The Boko Haram sect has used children to carry out at least 60 suicide bomb attacks in Cameroon over the past year, like reported by allafrica.com.
The children are believed to be among thousands the terror group from Nigeria has kidnapped in a violent campaign to establish as Islamic state.
The latest revelations by the United Nations Office for the Coordination of Humanitarian Affairs (UNOCHA) collaborate recent findings by the organisation that in Nigeria, the use of minors in such attacks had increased five times from 2016 Nigeria.

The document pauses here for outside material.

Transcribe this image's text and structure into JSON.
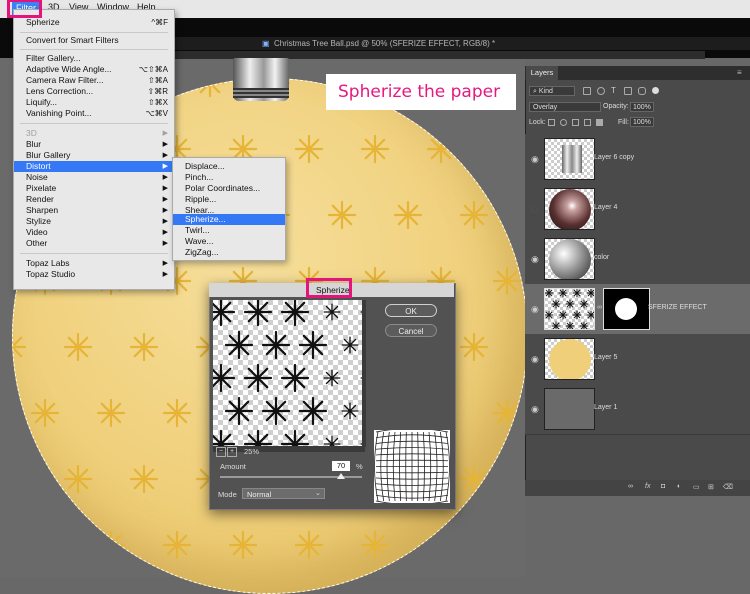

In 2017, at least 135 children were forced to strike targets with explosives fastened to their bodies, underscoring the level of violence, abuse and violations children, and civilians in general, struggle with in the conflict zones.
Cameroon’s Far North region suffered around 60 such attacks in 2017, 16 of which were in Kolofata town.
Owing to security concerns, the authorities have decided to relocate around 12 000 internally displaced persons (IDPs) from Kolofata to a site in the town’s outskirts.
This has sparked a major humanitarian crisis.
“There are concerns for the relocated people’s welfare as the new site lacks necessities, notably water and sanitation,” said a UNOCHA spokesperson.
Persistent insecurity and hostilities continue to drive displacements. Some 1 400 people have been forced to flee their villages in north-eastern Nigeria to a transit camp for displaced people near the border with Cameroon.
Military counter-offensives and armed attacks have also recently displaced more than 6 000 people in several localities of Borno State.
Separately, around 4,000 Nigerian refugees are expected to return from Cameroon in the coming months.